A year after agreeing to sell at a loss one of the largest undeveloped patches of industrial land in central Spokane, city leaders believe they can turn a profit from the property.
Spokane City Council last week voted to sell most of the former Playfair horse track, which the city purchased in 2004.
The approved agreement says the city will accept no offers for the land lower than $5.1 million, or $2.54 a square foot. The city paid $2.29 a square foot for the land in 2004, but the council agreed last year to sell it for $1.43 a square foot – an action set aside after Mary Verner become mayor.
“I like it a lot better because we are going to get all the money we expended back,” said Spokane Public Works Director Dave Mandyke. “The administration believes that the utility should not lose money on this transaction.”
With money collected through utility bills, the city bought the land to use as a site for a sewer plant. That plan was scrapped. Mandyke said money made from the sale will be used for other wastewater operations and projects.
The deal considered last year would have sold the property from the city’s utility division, which is funded by sewer and water bills, to city departments funded by tax money. Then-Mayor Dennis Hession said he wanted to use the land to promote economic development.
City Councilman Al French argued that the city should promote construction of a train-loading center on the property . He said the land’s proximity to the future North Spokane Corridor, Interstate 90, and BNSF and Union Pacific rail lines made it a desireable location for a transportation hub that could generate business opportunities.
French was out of town for last week’s 6-0 vote in favor of the new plan. He said in an interview that city administrators appear to want to “get it on the tax rolls at all costs.”
“It’s sacrificing future opportunity for short-term gain,” French said.
He added that putting a minimum bid on the sale could drive the sale price down.
But City Administrator Ted Danek said the minimum price shouldn’t hurt the final deal because interested parties likely will bid the price they think it’s worth. He said two or three groups have expressed interest in the property.
To buy the property, parties are required to submit plans for the site.
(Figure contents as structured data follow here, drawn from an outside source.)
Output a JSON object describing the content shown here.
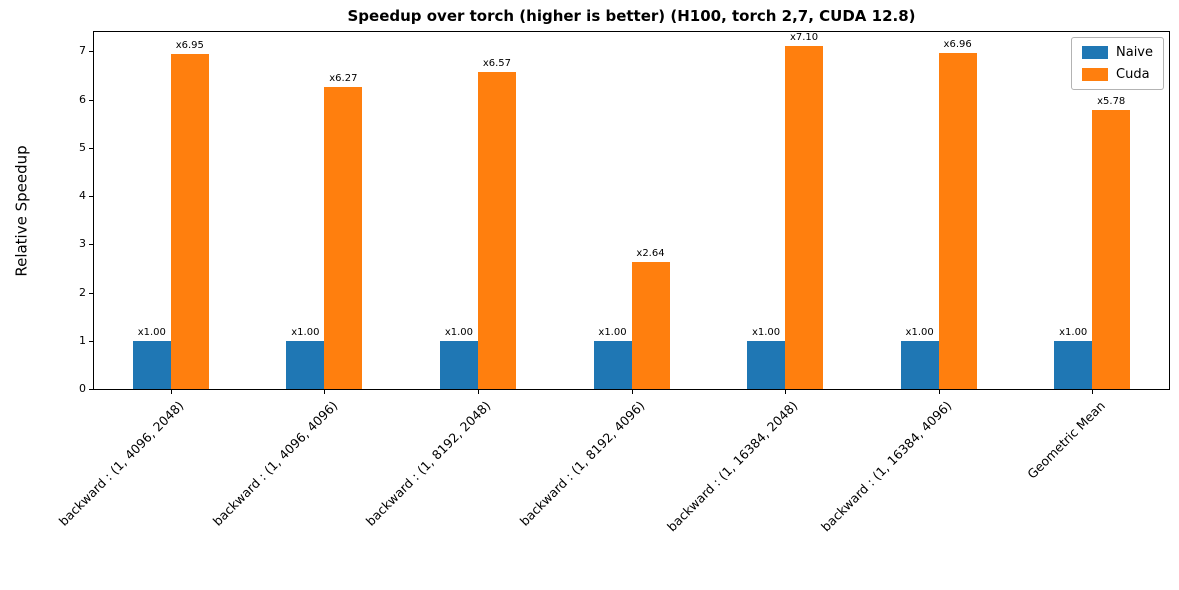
{
  "chart_data": {
    "type": "bar",
    "title": "Speedup over torch (higher is better) (H100, torch 2,7, CUDA 12.8)",
    "xlabel": "",
    "ylabel": "Relative Speedup",
    "ylim": [
      0,
      7.4
    ],
    "yticks": [
      0,
      1,
      2,
      3,
      4,
      5,
      6,
      7
    ],
    "grid": false,
    "legend_position": "upper right",
    "categories": [
      "backward : (1, 4096, 2048)",
      "backward : (1, 4096, 4096)",
      "backward : (1, 8192, 2048)",
      "backward : (1, 8192, 4096)",
      "backward : (1, 16384, 2048)",
      "backward : (1, 16384, 4096)",
      "Geometric Mean"
    ],
    "series": [
      {
        "name": "Naive",
        "color": "#1f77b4",
        "values": [
          1.0,
          1.0,
          1.0,
          1.0,
          1.0,
          1.0,
          1.0
        ],
        "labels": [
          "x1.00",
          "x1.00",
          "x1.00",
          "x1.00",
          "x1.00",
          "x1.00",
          "x1.00"
        ]
      },
      {
        "name": "Cuda",
        "color": "#ff7f0e",
        "values": [
          6.95,
          6.27,
          6.57,
          2.64,
          7.1,
          6.96,
          5.78
        ],
        "labels": [
          "x6.95",
          "x6.27",
          "x6.57",
          "x2.64",
          "x7.10",
          "x6.96",
          "x5.78"
        ]
      }
    ]
  }
}
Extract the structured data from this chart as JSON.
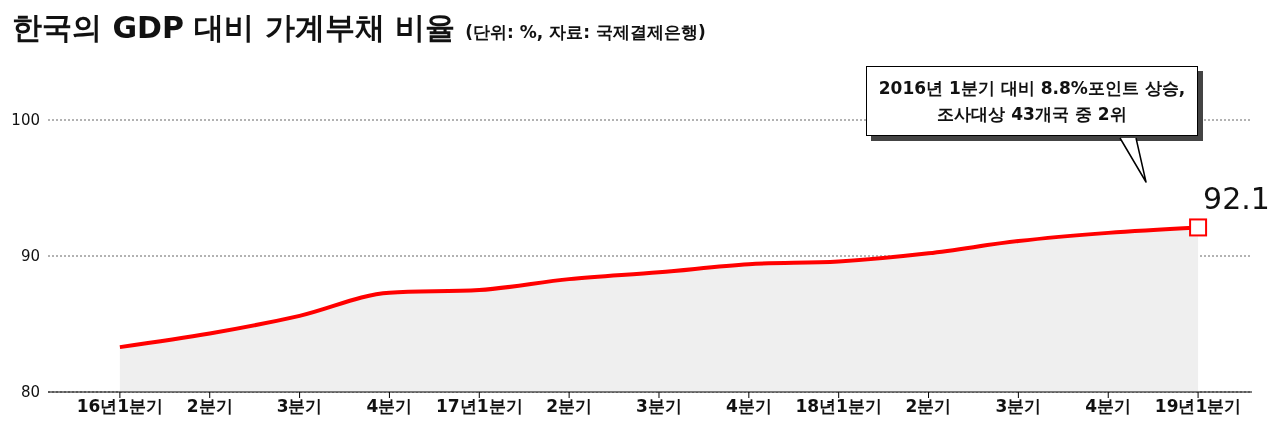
{
  "chart_data": {
    "type": "area",
    "title": "한국의 GDP 대비 가계부채 비율",
    "subtitle": "(단위: %, 자료: 국제결제은행)",
    "categories": [
      "16년1분기",
      "2분기",
      "3분기",
      "4분기",
      "17년1분기",
      "2분기",
      "3분기",
      "4분기",
      "18년1분기",
      "2분기",
      "3분기",
      "4분기",
      "19년1분기"
    ],
    "series": [
      {
        "color": "#ff0000",
        "values": [
          83.3,
          84.3,
          85.6,
          87.3,
          87.5,
          88.3,
          88.8,
          89.4,
          89.6,
          90.2,
          91.1,
          91.7,
          92.1
        ],
        "value_labels": [
          null,
          null,
          null,
          null,
          null,
          null,
          null,
          null,
          null,
          null,
          null,
          null,
          "92.1"
        ]
      }
    ],
    "ylim": [
      80,
      100
    ],
    "yticks": [
      80,
      90,
      100
    ],
    "grid": "y",
    "annotations": [
      "2016년 1분기 대비 8.8%포인트 상승,\n조사대상 43개국 중 2위"
    ]
  }
}
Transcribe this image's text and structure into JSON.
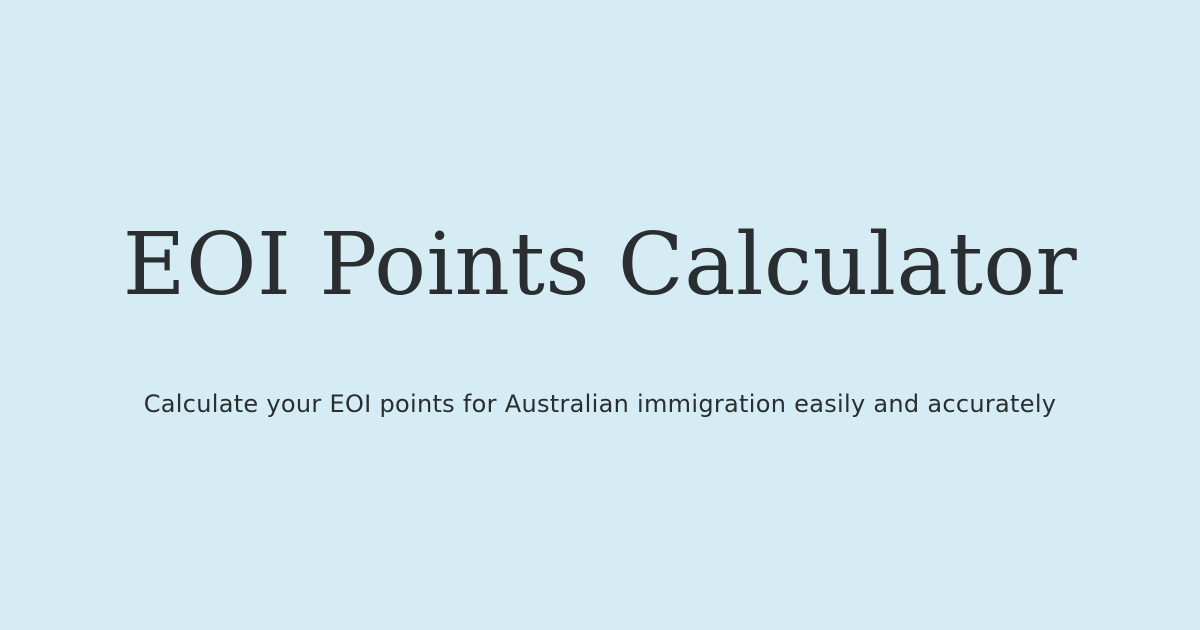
{
  "hero": {
    "title": "EOI Points Calculator",
    "subtitle": "Calculate your EOI points for Australian immigration easily and accurately"
  },
  "colors": {
    "background": "#d5ecf4",
    "text": "#2a2e31"
  }
}
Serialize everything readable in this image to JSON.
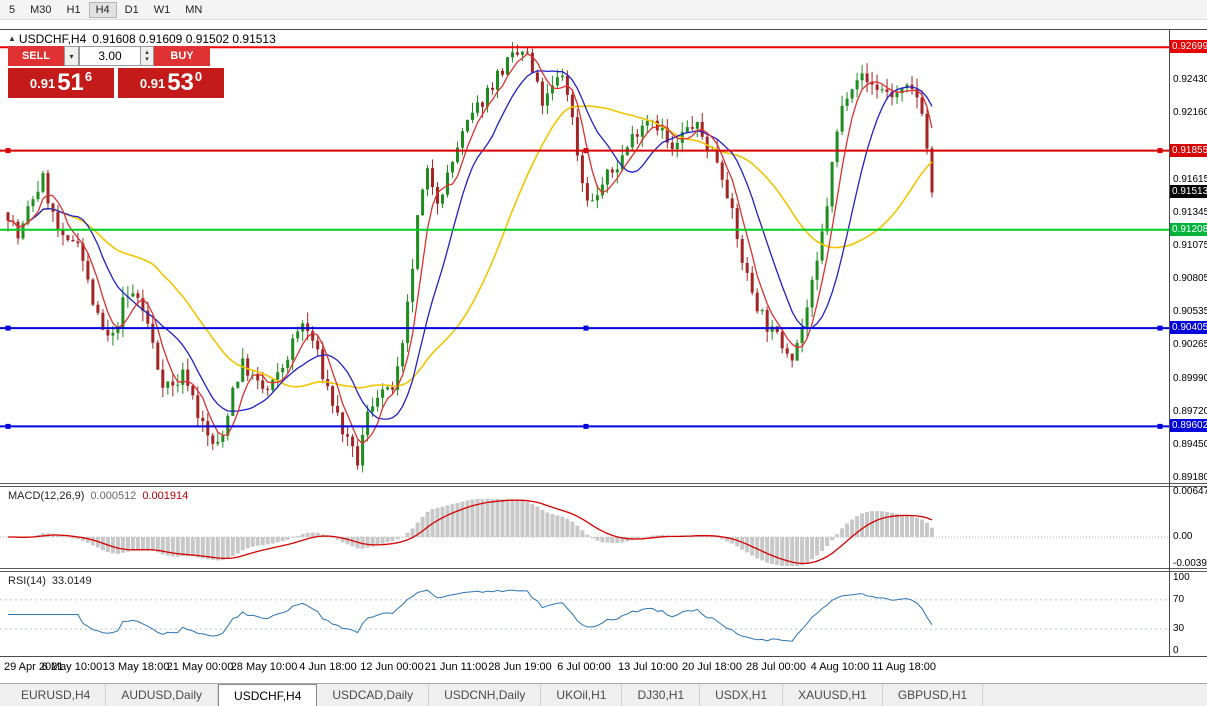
{
  "toolbar": {
    "timeframes": [
      {
        "label": "5",
        "active": false
      },
      {
        "label": "M30",
        "active": false
      },
      {
        "label": "H1",
        "active": false
      },
      {
        "label": "H4",
        "active": true
      },
      {
        "label": "D1",
        "active": false
      },
      {
        "label": "W1",
        "active": false
      },
      {
        "label": "MN",
        "active": false
      }
    ]
  },
  "chart_header": {
    "collapse_icon": "▲",
    "title": "USDCHF,H4",
    "ohlc": "0.91608 0.91609 0.91502 0.91513"
  },
  "trade_panel": {
    "sell_label": "SELL",
    "buy_label": "BUY",
    "volume": "3.00",
    "dropdown_icon": "▾",
    "spinner_up": "▴",
    "spinner_down": "▾",
    "sell_price": {
      "prefix": "0.91",
      "pips": "51",
      "point": "6"
    },
    "buy_price": {
      "prefix": "0.91",
      "pips": "53",
      "point": "0"
    }
  },
  "macd_panel": {
    "name": "MACD(12,26,9)",
    "value_main": "0.000512",
    "value_signal": "0.001914"
  },
  "rsi_panel": {
    "name": "RSI(14)",
    "value": "33.0149"
  },
  "tabs": [
    {
      "label": "EURUSD,H4",
      "active": false
    },
    {
      "label": "AUDUSD,Daily",
      "active": false
    },
    {
      "label": "USDCHF,H4",
      "active": true
    },
    {
      "label": "USDCAD,Daily",
      "active": false
    },
    {
      "label": "USDCNH,Daily",
      "active": false
    },
    {
      "label": "UKOil,H1",
      "active": false
    },
    {
      "label": "DJ30,H1",
      "active": false
    },
    {
      "label": "USDX,H1",
      "active": false
    },
    {
      "label": "XAUUSD,H1",
      "active": false
    },
    {
      "label": "GBPUSD,H1",
      "active": false
    }
  ],
  "chart_data": {
    "type": "candlestick",
    "symbol": "USDCHF",
    "timeframe": "H4",
    "candle_count": 186,
    "main_axis": {
      "min": 0.8914,
      "max": 0.9284,
      "ticks": [
        0.9243,
        0.9216,
        0.91615,
        0.91345,
        0.91075,
        0.90805,
        0.90535,
        0.90265,
        0.8999,
        0.8972,
        0.8945,
        0.8918
      ]
    },
    "axis_labels": [
      {
        "text": "0.92699",
        "price": 0.92699,
        "bg": "#e60000"
      },
      {
        "text": "0.91855",
        "price": 0.91855,
        "bg": "#d60000"
      },
      {
        "text": "0.91513",
        "price": 0.91513,
        "bg": "#000000"
      },
      {
        "text": "0.91208",
        "price": 0.91208,
        "bg": "#00b33c"
      },
      {
        "text": "0.90405",
        "price": 0.90405,
        "bg": "#0000dd"
      },
      {
        "text": "0.89602",
        "price": 0.89602,
        "bg": "#0000dd"
      }
    ],
    "h_lines": [
      {
        "price": 0.92699,
        "color": "#ee0000",
        "width": 2,
        "handles": false
      },
      {
        "price": 0.91855,
        "color": "#d60000",
        "width": 2,
        "handles": true
      },
      {
        "price": 0.91208,
        "color": "#00cc22",
        "width": 2,
        "handles": false
      },
      {
        "price": 0.90405,
        "color": "#0000dd",
        "width": 2,
        "handles": true
      },
      {
        "price": 0.89602,
        "color": "#0000dd",
        "width": 2,
        "handles": true
      }
    ],
    "candle_colors": {
      "up": "#1e8c1e",
      "down": "#a32424"
    },
    "ma": [
      {
        "name": "ma-slow",
        "period": 30,
        "color": "#f2c500"
      },
      {
        "name": "ma-mid",
        "period": 12,
        "color": "#2020cc"
      },
      {
        "name": "ma-fast",
        "period": 5,
        "color": "#e03030"
      }
    ],
    "macd": {
      "params": [
        12,
        26,
        9
      ],
      "hist_color": "#c8c8c8",
      "signal_color": "#d40000",
      "axis": {
        "max": 0.00647,
        "min": -0.00391,
        "ticks": [
          {
            "v": 0.00647,
            "text": "0.00647"
          },
          {
            "v": 0,
            "text": "0.00"
          },
          {
            "v": -0.00391,
            "text": "-0.00391"
          }
        ]
      }
    },
    "rsi": {
      "period": 14,
      "color": "#2e75b6",
      "levels": [
        70,
        30
      ],
      "axis_ticks": [
        100,
        70,
        30,
        0
      ],
      "last_value": 33.0149
    },
    "forced": {
      "high_t": 0.56,
      "high_price": 0.92699,
      "last_close": 0.91513
    },
    "price_path": [
      [
        0.0,
        0.9135
      ],
      [
        0.012,
        0.9112
      ],
      [
        0.025,
        0.9145
      ],
      [
        0.038,
        0.9162
      ],
      [
        0.05,
        0.9128
      ],
      [
        0.062,
        0.9105
      ],
      [
        0.075,
        0.9118
      ],
      [
        0.088,
        0.9072
      ],
      [
        0.1,
        0.904
      ],
      [
        0.112,
        0.9028
      ],
      [
        0.125,
        0.9062
      ],
      [
        0.138,
        0.907
      ],
      [
        0.152,
        0.9042
      ],
      [
        0.165,
        0.9
      ],
      [
        0.178,
        0.8992
      ],
      [
        0.192,
        0.9005
      ],
      [
        0.205,
        0.8972
      ],
      [
        0.218,
        0.8948
      ],
      [
        0.23,
        0.8942
      ],
      [
        0.242,
        0.899
      ],
      [
        0.255,
        0.9012
      ],
      [
        0.268,
        0.8995
      ],
      [
        0.28,
        0.8988
      ],
      [
        0.292,
        0.9
      ],
      [
        0.305,
        0.9022
      ],
      [
        0.318,
        0.9045
      ],
      [
        0.33,
        0.903
      ],
      [
        0.342,
        0.9
      ],
      [
        0.355,
        0.8972
      ],
      [
        0.368,
        0.8945
      ],
      [
        0.378,
        0.893
      ],
      [
        0.39,
        0.8972
      ],
      [
        0.402,
        0.8992
      ],
      [
        0.412,
        0.8985
      ],
      [
        0.425,
        0.901
      ],
      [
        0.435,
        0.9072
      ],
      [
        0.445,
        0.914
      ],
      [
        0.455,
        0.9168
      ],
      [
        0.465,
        0.9148
      ],
      [
        0.475,
        0.9162
      ],
      [
        0.487,
        0.919
      ],
      [
        0.5,
        0.921
      ],
      [
        0.512,
        0.9225
      ],
      [
        0.525,
        0.9242
      ],
      [
        0.538,
        0.9255
      ],
      [
        0.55,
        0.9262
      ],
      [
        0.56,
        0.9268
      ],
      [
        0.57,
        0.9242
      ],
      [
        0.58,
        0.9222
      ],
      [
        0.592,
        0.924
      ],
      [
        0.602,
        0.925
      ],
      [
        0.612,
        0.9205
      ],
      [
        0.622,
        0.9158
      ],
      [
        0.632,
        0.9142
      ],
      [
        0.645,
        0.916
      ],
      [
        0.658,
        0.9172
      ],
      [
        0.67,
        0.9188
      ],
      [
        0.682,
        0.9205
      ],
      [
        0.695,
        0.9215
      ],
      [
        0.708,
        0.9202
      ],
      [
        0.718,
        0.9182
      ],
      [
        0.73,
        0.9198
      ],
      [
        0.742,
        0.9208
      ],
      [
        0.755,
        0.9192
      ],
      [
        0.768,
        0.9178
      ],
      [
        0.778,
        0.9155
      ],
      [
        0.788,
        0.9115
      ],
      [
        0.8,
        0.9082
      ],
      [
        0.812,
        0.9058
      ],
      [
        0.825,
        0.9038
      ],
      [
        0.838,
        0.9028
      ],
      [
        0.85,
        0.902
      ],
      [
        0.862,
        0.9048
      ],
      [
        0.875,
        0.9088
      ],
      [
        0.886,
        0.914
      ],
      [
        0.896,
        0.9195
      ],
      [
        0.906,
        0.9232
      ],
      [
        0.918,
        0.9248
      ],
      [
        0.932,
        0.924
      ],
      [
        0.945,
        0.9236
      ],
      [
        0.96,
        0.923
      ],
      [
        0.975,
        0.9234
      ],
      [
        0.988,
        0.9228
      ],
      [
        1.0,
        0.9152
      ]
    ],
    "time_labels": [
      "29 Apr 2021",
      "6 May 10:00",
      "13 May 18:00",
      "21 May 00:00",
      "28 May 10:00",
      "4 Jun 18:00",
      "12 Jun 00:00",
      "21 Jun 11:00",
      "28 Jun 19:00",
      "6 Jul 00:00",
      "13 Jul 10:00",
      "20 Jul 18:00",
      "28 Jul 00:00",
      "4 Aug 10:00",
      "11 Aug 18:00"
    ]
  }
}
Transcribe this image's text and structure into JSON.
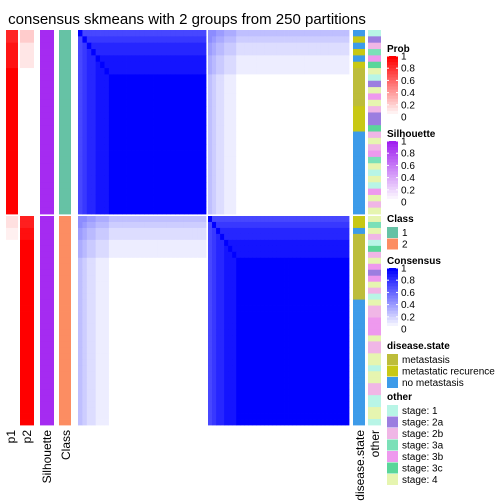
{
  "title": "consensus skmeans with 2 groups from 250 partitions",
  "chart_data": {
    "type": "heatmap",
    "title": "consensus skmeans with 2 groups from 250 partitions",
    "n_groups": 2,
    "n_partitions": 250,
    "column_labels": [
      "p1",
      "p2",
      "Silhouette",
      "Class"
    ],
    "annotation_labels": [
      "disease.state",
      "other"
    ],
    "group_sizes": [
      29,
      35
    ],
    "class_colors": {
      "1": "#66c2a5",
      "2": "#fc8d62"
    },
    "consensus_block_value": 1,
    "legends": [
      {
        "title": "Prob",
        "type": "gradient",
        "ticks": [
          "1",
          "0.8",
          "0.6",
          "0.4",
          "0.2",
          "0"
        ],
        "colors": [
          "#ff0000",
          "#ffffff"
        ]
      },
      {
        "title": "Silhouette",
        "type": "gradient",
        "ticks": [
          "1",
          "0.8",
          "0.6",
          "0.4",
          "0.2",
          "0"
        ],
        "colors": [
          "#a020f0",
          "#ffffff"
        ]
      },
      {
        "title": "Class",
        "type": "discrete",
        "items": [
          {
            "label": "1",
            "color": "#66c2a5"
          },
          {
            "label": "2",
            "color": "#fc8d62"
          }
        ]
      },
      {
        "title": "Consensus",
        "type": "gradient",
        "ticks": [
          "1",
          "0.8",
          "0.6",
          "0.4",
          "0.2",
          "0"
        ],
        "colors": [
          "#0000ff",
          "#ffffff"
        ]
      },
      {
        "title": "disease.state",
        "type": "discrete",
        "items": [
          {
            "label": "metastasis",
            "color": "#bdbd3a"
          },
          {
            "label": "metastatic recurence",
            "color": "#c8c814"
          },
          {
            "label": "no metastasis",
            "color": "#3d9be9"
          }
        ]
      },
      {
        "title": "other",
        "type": "discrete",
        "items": [
          {
            "label": "stage: 1",
            "color": "#b8f5e6"
          },
          {
            "label": "stage: 2a",
            "color": "#9c7ee0"
          },
          {
            "label": "stage: 2b",
            "color": "#f0b6e6"
          },
          {
            "label": "stage: 3a",
            "color": "#7be0b8"
          },
          {
            "label": "stage: 3b",
            "color": "#ee99ee"
          },
          {
            "label": "stage: 3c",
            "color": "#5ad69a"
          },
          {
            "label": "stage: 4",
            "color": "#e6f5b0"
          }
        ]
      }
    ]
  }
}
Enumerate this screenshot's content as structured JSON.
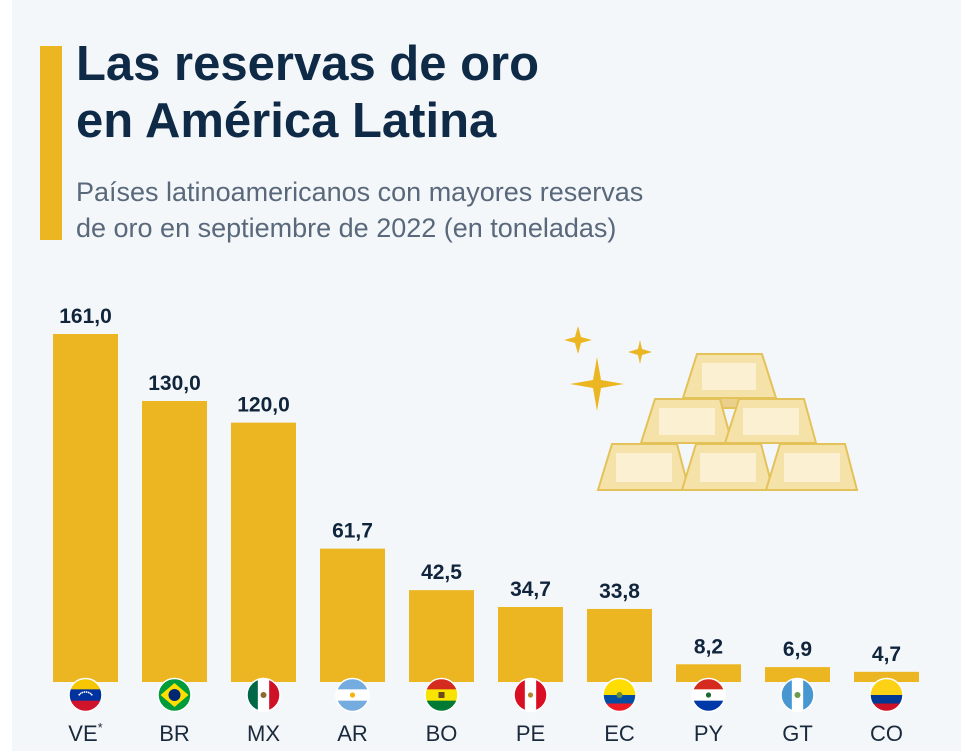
{
  "header": {
    "title_line1": "Las reservas de oro",
    "title_line2": "en América Latina",
    "subtitle_line1": "Países latinoamericanos con mayores reservas",
    "subtitle_line2": "de oro en septiembre de 2022 (en toneladas)"
  },
  "colors": {
    "accent": "#ecb622",
    "bar": "#ecb622",
    "title": "#0f2a46",
    "subtitle": "#59687a",
    "background": "#f4f7fa"
  },
  "decoration": {
    "icon": "gold-bars-stack-icon"
  },
  "chart_data": {
    "type": "bar",
    "title": "Las reservas de oro en América Latina",
    "subtitle": "Países latinoamericanos con mayores reservas de oro en septiembre de 2022 (en toneladas)",
    "xlabel": "",
    "ylabel": "",
    "ylim": [
      0,
      161
    ],
    "grid": false,
    "legend": "none",
    "categories": [
      "VE",
      "BR",
      "MX",
      "AR",
      "BO",
      "PE",
      "EC",
      "PY",
      "GT",
      "CO"
    ],
    "category_suffix": [
      "*",
      "",
      "",
      "",
      "",
      "",
      "",
      "",
      "",
      ""
    ],
    "values": [
      161.0,
      130.0,
      120.0,
      61.7,
      42.5,
      34.7,
      33.8,
      8.2,
      6.9,
      4.7
    ],
    "value_labels": [
      "161,0",
      "130,0",
      "120,0",
      "61,7",
      "42,5",
      "34,7",
      "33,8",
      "8,2",
      "6,9",
      "4,7"
    ],
    "flags": [
      "venezuela-flag-icon",
      "brazil-flag-icon",
      "mexico-flag-icon",
      "argentina-flag-icon",
      "bolivia-flag-icon",
      "peru-flag-icon",
      "ecuador-flag-icon",
      "paraguay-flag-icon",
      "guatemala-flag-icon",
      "colombia-flag-icon"
    ]
  }
}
The city won’t have to select the highest bidder if officials believe ideas submitted with a lower price offer more benefits to the community.
Former Mayor Jim West promoted the land’s purchase to build a sewage plant in partnership with Spokane County. But negotiations with the county soured soon after the land was purchased, and the county bought the nearby former stockyards property to build its own plant. The city paid $6.3 million for 63 acres of Playfair and will keep 18 acres for a storm water storage project.